Sadly, America is still divided on many social issues. Disagreements remain on topics like religious conflicts, the immigrant-refugee crises, and BLM and LGBTQ+ concerns. Unfortunately, from what we see in the news, even friends can abuse and use violence against one other because of our political differences.
Unfortunately, the ones affected most painfully are the children. Young people these days are anxious and fearful about discrimination and violence. They don’t feel hopeful about America’s future.
Despite the election results, now is the time to respect and accept the differences we have with others. We must realize the importance of both recognizing one’s social identity and of protecting human rights. This is how we can create a society which is kind and thoughtful. I believe this mindset is the only way to unite, not divide, this nation.
Two years ago, the Rugby World Cup was hosted by Japan and it was a great success. Football is far more popular in the United States, but rugby has one aspect superior to other team sports. It is the spirit of “No Side.”

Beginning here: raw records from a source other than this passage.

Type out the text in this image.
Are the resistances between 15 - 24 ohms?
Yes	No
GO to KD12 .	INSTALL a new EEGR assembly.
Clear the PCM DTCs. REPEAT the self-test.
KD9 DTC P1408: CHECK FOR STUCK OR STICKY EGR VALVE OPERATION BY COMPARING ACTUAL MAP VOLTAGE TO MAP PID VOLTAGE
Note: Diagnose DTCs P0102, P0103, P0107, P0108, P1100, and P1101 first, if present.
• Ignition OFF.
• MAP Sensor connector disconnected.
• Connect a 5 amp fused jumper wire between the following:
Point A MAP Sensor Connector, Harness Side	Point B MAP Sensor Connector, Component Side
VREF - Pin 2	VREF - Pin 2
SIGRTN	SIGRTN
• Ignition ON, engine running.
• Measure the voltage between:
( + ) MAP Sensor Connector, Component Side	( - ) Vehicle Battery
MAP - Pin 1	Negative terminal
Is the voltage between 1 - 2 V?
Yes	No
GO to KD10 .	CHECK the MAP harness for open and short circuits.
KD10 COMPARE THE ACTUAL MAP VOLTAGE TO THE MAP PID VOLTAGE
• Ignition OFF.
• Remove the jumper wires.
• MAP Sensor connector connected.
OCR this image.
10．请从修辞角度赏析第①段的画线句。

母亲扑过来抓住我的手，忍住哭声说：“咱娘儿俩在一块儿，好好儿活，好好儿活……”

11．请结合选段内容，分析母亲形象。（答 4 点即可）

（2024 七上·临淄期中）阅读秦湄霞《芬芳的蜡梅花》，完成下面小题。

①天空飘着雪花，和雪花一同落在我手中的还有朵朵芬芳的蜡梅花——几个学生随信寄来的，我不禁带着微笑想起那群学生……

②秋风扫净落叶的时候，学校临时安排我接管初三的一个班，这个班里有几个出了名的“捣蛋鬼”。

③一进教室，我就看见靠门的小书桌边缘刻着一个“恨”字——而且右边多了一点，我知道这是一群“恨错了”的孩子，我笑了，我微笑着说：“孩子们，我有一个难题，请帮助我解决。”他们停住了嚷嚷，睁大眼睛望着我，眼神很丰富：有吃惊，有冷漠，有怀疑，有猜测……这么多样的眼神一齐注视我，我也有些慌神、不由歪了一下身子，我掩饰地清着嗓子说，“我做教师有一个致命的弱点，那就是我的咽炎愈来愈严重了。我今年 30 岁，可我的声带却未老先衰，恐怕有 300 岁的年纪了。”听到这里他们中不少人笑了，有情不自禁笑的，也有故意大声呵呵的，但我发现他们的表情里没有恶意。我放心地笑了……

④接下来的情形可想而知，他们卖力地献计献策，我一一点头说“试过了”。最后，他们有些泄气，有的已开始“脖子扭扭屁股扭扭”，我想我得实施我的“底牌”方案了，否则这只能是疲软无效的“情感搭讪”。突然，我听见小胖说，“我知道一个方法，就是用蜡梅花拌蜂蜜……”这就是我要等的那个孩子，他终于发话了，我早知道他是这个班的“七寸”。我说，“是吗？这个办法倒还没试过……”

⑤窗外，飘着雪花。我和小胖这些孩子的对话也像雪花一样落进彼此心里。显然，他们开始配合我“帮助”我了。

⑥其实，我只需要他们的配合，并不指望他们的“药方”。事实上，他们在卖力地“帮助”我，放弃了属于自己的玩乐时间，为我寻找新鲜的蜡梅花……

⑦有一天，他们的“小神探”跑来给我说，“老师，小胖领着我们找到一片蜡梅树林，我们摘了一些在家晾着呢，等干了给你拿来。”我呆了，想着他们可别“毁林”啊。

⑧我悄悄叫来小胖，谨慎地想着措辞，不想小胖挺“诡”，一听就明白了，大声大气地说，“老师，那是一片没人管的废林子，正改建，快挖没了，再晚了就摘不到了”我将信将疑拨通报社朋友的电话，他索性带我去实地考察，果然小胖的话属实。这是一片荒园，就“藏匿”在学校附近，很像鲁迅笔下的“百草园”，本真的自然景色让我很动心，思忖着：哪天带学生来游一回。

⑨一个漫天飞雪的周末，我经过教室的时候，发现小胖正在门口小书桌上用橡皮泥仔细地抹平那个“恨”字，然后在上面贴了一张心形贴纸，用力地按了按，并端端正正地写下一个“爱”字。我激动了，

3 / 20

Rugby is a very physical sport. Players come in contact repeatedly, and sometimes even get into fist fights. During the game, each team tries fiercely to beat its opponent.
But once the game is over, there is “No Side” of winners or losers. Regardless how fiercely the game was played, once it ends, all players step away from the concept of “them versus us.” They only have praise for one another for their hard work. With this attitude, the players can even deepen their friendships. This is the unique tradition of No Side, which is the most attractive aspect of rugby.
In Buddhism, we have the teaching of the Middle Path to practice right mind, which doesn’t cling too hard to either side of extremes. Right mind has something in common with the spirit of No Side.
For example, during the presidential campaign, we each likely supported one political party. And because of the differences in our values, we probably argued with someone who supported another party. But now that the election is over, we should respect and accept one another, regardless of our political differences. Even if we hate another person for his views, we shouldn’t dwell on our differences, but try to let them go. Hatred can never create anything constructive.
The spirit of No Side is the right way to encourage the entire nation to stand together. This is how we can get beyond the barriers of race, religions, cultures, and everything else. No Side is a world of kindness and respect without discrimination or hatred.
Regardless which political party holds power, if we firmly grasp this spirit of No Side or the Middle Path, we can create a safe and comfortable community where each of us respects another’s values and protects another’s civil rights. This is how to realize “the empathic world,” meaning, “When you are in pain, I am also in pain. When you are happy, I am also happy.” It refers to the world of Nembutsu filled with kindness, respect, and gratitude.
This spirit of No Side is the teaching of the Middle Path, the basis of Buddhism which encourages us not to be too attached to either side of extremes. It shows us how important and precious the way of life is that treats others, as well as ourselves, with respect.
Issues with the election results may linger, but all of us want to see unity and harmony in this country, so I sincerely hope that each of us will try to embody the spirit of No Side. With its calm promise to fearful children everywhere, No Side shows that by being truly respectful of one another, we can create a kind and hopeful society to unite, not divide, this nation.